In support of the Mission, the FY11 Strategic Plan addresses one of the barriers that faces the diverse population in Sauk’s rural setting: “Expand the number of courses and programs that can be completed through alternative delivery methods, to expand student access” (Objective 1.3). Sauk provides a range of services and options that help increase opportunities for students to participate in education:
Diverse Learning Environments
The college offers multiple learning environments for students by offering courses in a variety of different modalities:
Non-traditional schedules: From its beginnings, Sauk has had a regular schedule of night classes. However, several other forms of non-traditional scheduling have been implemented in response to student needs:
Saturday classes: Starting in FY03, the types of courses offered on Saturday mornings were expanded in an attempt to offer a weekend alternative. Saturday classes were discontinued after FY08 because other campus resources, like the Learning Resource Center, were not open on weekends. A 2007 scheduling survey confirmed that students preferred other alternate scheduling options.
Friday classes: As a result of the 2007 scheduling survey and the college’s shift to Monday-Thursday class schedules, some classes are scheduled as Friday-only. This plan has the benefits of one-day-a-week scheduling, with all campus support offices open and available for the students.
Eight-week courses: Selected courses are offered in a condensed eight-week format. Currently such courses are scheduled during the final weeks of the 16-week semester, allowing for late entry by students who were unable to begin the regular semester and alternative hours for students who withdrew from a course.
Dual credit - Sauk has participated in the state-regulated dual credit program since 1998, allowing high school students to earn high school and college credit simultaneously. Classes are conducted at high schools and the regional career center, using either their qualified instructors or one from Sauk. (Note: The drop in numbers in Figure 3iii below results from Sauk's adherence to the enactment of more stringent state rules and guidelines for enrollment eligibility.)

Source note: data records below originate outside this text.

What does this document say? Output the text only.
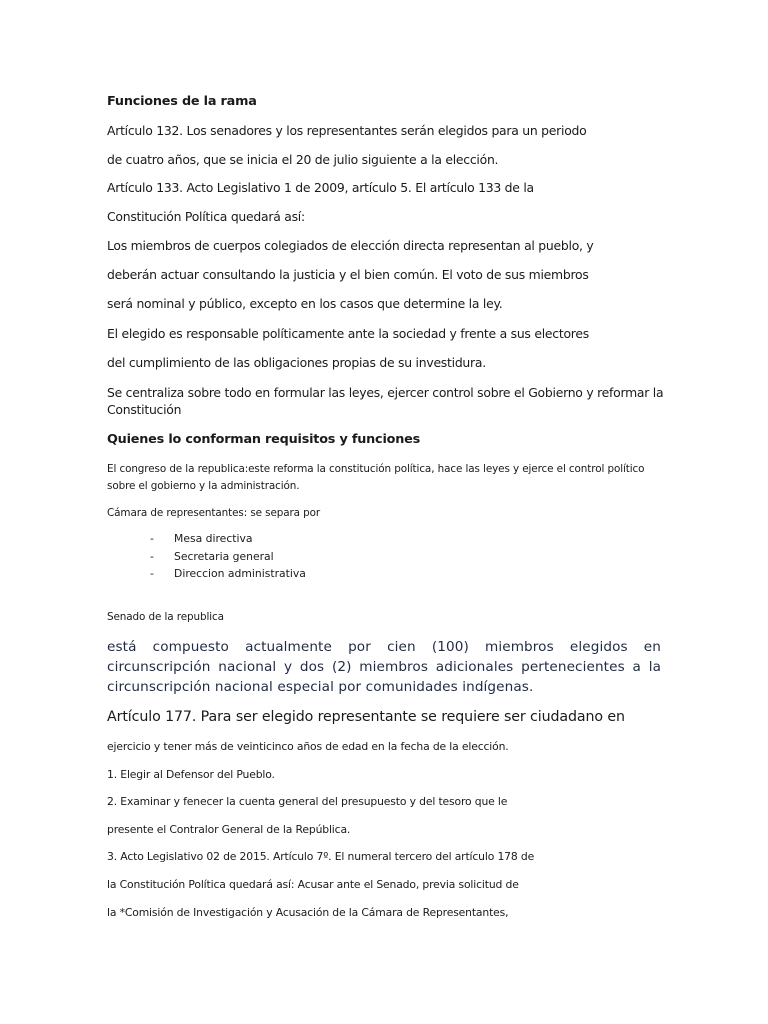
Funciones de la rama

Artículo 132. Los senadores y los representantes serán elegidos para un periodo

de cuatro años, que se inicia el 20 de julio siguiente a la elección.

Artículo 133. Acto Legislativo 1 de 2009, artículo 5. El artículo 133 de la

Constitución Política quedará así:

Los miembros de cuerpos colegiados de elección directa representan al pueblo, y

deberán actuar consultando la justicia y el bien común. El voto de sus miembros

será nominal y público, excepto en los casos que determine la ley.

El elegido es responsable políticamente ante la sociedad y frente a sus electores

del cumplimiento de las obligaciones propias de su investidura.

Se centraliza sobre todo en formular las leyes, ejercer control sobre el Gobierno y reformar la Constitución

Quienes lo conforman requisitos y funciones

El congreso de la republica:este reforma la constitución política, hace las leyes y ejerce el control político sobre el gobierno y la administración.

Cámara de representantes: se separa por

- Mesa directiva
- Secretaria general
- Direccion administrativa

Senado de la republica

está compuesto actualmente por cien (100) miembros elegidos en circunscripción nacional y dos (2) miembros adicionales pertenecientes a la circunscripción nacional especial por comunidades indígenas.

Artículo 177. Para ser elegido representante se requiere ser ciudadano en

ejercicio y tener más de veinticinco años de edad en la fecha de la elección.

1. Elegir al Defensor del Pueblo.

2. Examinar y fenecer la cuenta general del presupuesto y del tesoro que le

presente el Contralor General de la República.

3. Acto Legislativo 02 de 2015. Artículo 7º. El numeral tercero del artículo 178 de

la Constitución Política quedará así: Acusar ante el Senado, previa solicitud de

la *Comisión de Investigación y Acusación de la Cámara de Representantes,
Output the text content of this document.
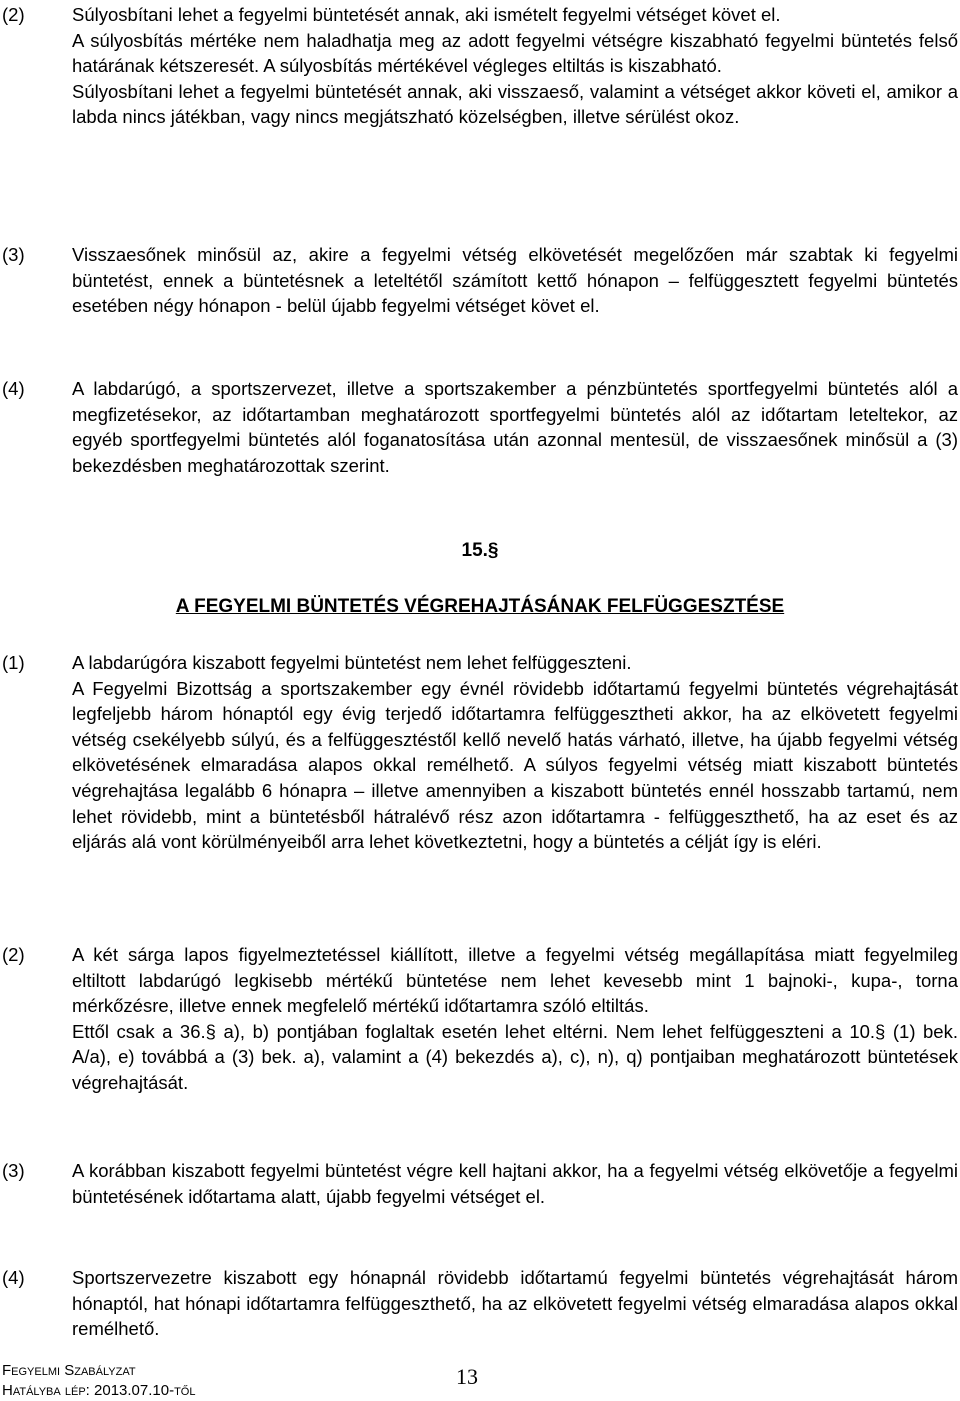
(2)	Súlyosbítani lehet a fegyelmi büntetését annak, aki ismételt fegyelmi vétséget követ el.

A súlyosbítás mértéke nem haladhatja meg az adott fegyelmi vétségre kiszabható fegyelmi büntetés felső határának kétszeresét. A súlyosbítás mértékével végleges eltiltás is kiszabható.

Súlyosbítani lehet a fegyelmi büntetését annak, aki visszaeső, valamint a vétséget akkor követi el, amikor a labda nincs játékban, vagy nincs megjátszható közelségben, illetve sérülést okoz.

(3)	Visszaesőnek minősül az, akire a fegyelmi vétség elkövetését megelőzően már szabtak ki fegyelmi büntetést, ennek a büntetésnek a leteltétől számított kettő hónapon – felfüggesztett fegyelmi büntetés esetében négy hónapon - belül újabb fegyelmi vétséget követ el.

(4)	A labdarúgó, a sportszervezet, illetve a sportszakember a pénzbüntetés sportfegyelmi büntetés alól a megfizetésekor, az időtartamban meghatározott sportfegyelmi büntetés alól az időtartam leteltekor, az egyéb sportfegyelmi büntetés alól foganatosítása után azonnal mentesül, de visszaesőnek minősül a (3) bekezdésben meghatározottak szerint.

15.§
A FEGYELMI BÜNTETÉS VÉGREHAJTÁSÁNAK FELFÜGGESZTÉSE
(1)	A labdarúgóra kiszabott fegyelmi büntetést nem lehet felfüggeszteni.

A Fegyelmi Bizottság a sportszakember egy évnél rövidebb időtartamú fegyelmi büntetés végrehajtását legfeljebb három hónaptól egy évig terjedő időtartamra felfüggesztheti akkor, ha az elkövetett fegyelmi vétség csekélyebb súlyú, és a felfüggesztéstől kellő nevelő hatás várható, illetve, ha újabb fegyelmi vétség elkövetésének elmaradása alapos okkal remélhető. A súlyos fegyelmi vétség miatt kiszabott büntetés végrehajtása legalább 6 hónapra – illetve amennyiben a kiszabott büntetés ennél hosszabb tartamú, nem lehet rövidebb, mint a büntetésből hátralévő rész azon időtartamra - felfüggeszthető, ha az eset és az eljárás alá vont körülményeiből arra lehet következtetni, hogy a büntetés a célját így is eléri.

(2)	A két sárga lapos figyelmeztetéssel kiállított, illetve a fegyelmi vétség megállapítása miatt fegyelmileg eltiltott labdarúgó legkisebb mértékű büntetése nem lehet kevesebb mint 1 bajnoki-, kupa-, torna mérkőzésre, illetve ennek megfelelő mértékű időtartamra szóló eltiltás.

Ettől csak a 36.§ a), b) pontjában foglaltak esetén lehet eltérni. Nem lehet felfüggeszteni a 10.§ (1) bek. A/a), e) továbbá a (3) bek. a), valamint a (4) bekezdés a), c), n), q) pontjaiban meghatározott büntetések végrehajtását.

(3)	A korábban kiszabott fegyelmi büntetést végre kell hajtani akkor, ha a fegyelmi vétség elkövetője a fegyelmi büntetésének időtartama alatt, újabb fegyelmi vétséget el.

(4)	Sportszervezetre kiszabott egy hónapnál rövidebb időtartamú fegyelmi büntetés végrehajtását három hónaptól, hat hónapi időtartamra felfüggeszthető, ha az elkövetett fegyelmi vétség elmaradása alapos okkal remélhető.

Fegyelmi Szabályzat
Hatályba lép: 2013.07.10-től
13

Video conferencing - Compressed video technology allows Sauk faculty to interact with students at a high school or another community college as they would in a traditional classroom. This format has allowed low-enrollment, on-campus courses to gain the students needed to be viable. Although increased internet course availability appears to be decreasing the need for video, the format plays a critical role in partnered criminal justice degrees with neighboring Highland Community College.
Internet access: The extensive availability and support of online offerings has allowed Sauk to expand access to learning in several different ways:
Online courses: From the early 1990’s, the college recognized the potential for increased student access through internet courses and offered its first such course in 1993. Through support and training provided by IT, the number of qualified instructors has grown and Sauk has about 70 online courses available.
Online certificates: As of May, 2010, HLC has approved online certificates in marketing and supervisory management, the first complete programs to be 100% attainable online.
Internet partnerships: The college effectively uses the availability of internet course offerings to expand student’s access to programs outside of the community:
ILCCO – Sauk is a member of Illinois Community Colleges Online (ILCCO), which has developed an Internet Course Exchange system where member colleges can share online courses. If an online course is not available at Sauk, counselors and advisors can search other ILCCO members to find the course. The Sauk student pays Sauk tuition.
NIOIN - Northern Illinois Online Initiative for Nursing (NIOIN) was launched in 2009 by four community colleges and eight regional hospitals as a hybrid program for nursing students. Students study the same course material online, but complete clinicals at their local hospitals.
Agriculture degrees - In 2010, Sauk partnered with University of Illinois to offer agriculture degrees. Combining online coursework and periodic on-site learning sessions at U of I agriculture facilities, Sauk students are able to complete most of the degree locally.
The graph below (see Figure 3iii) shows the trends for the credit hours that have been generated by some of these different modes of class delivery. Although the increase in online credit hours is significant, no research has been done to ascertain whether these are additional students or merely an alternate delivery selected by student enrolled in face-to-face classes.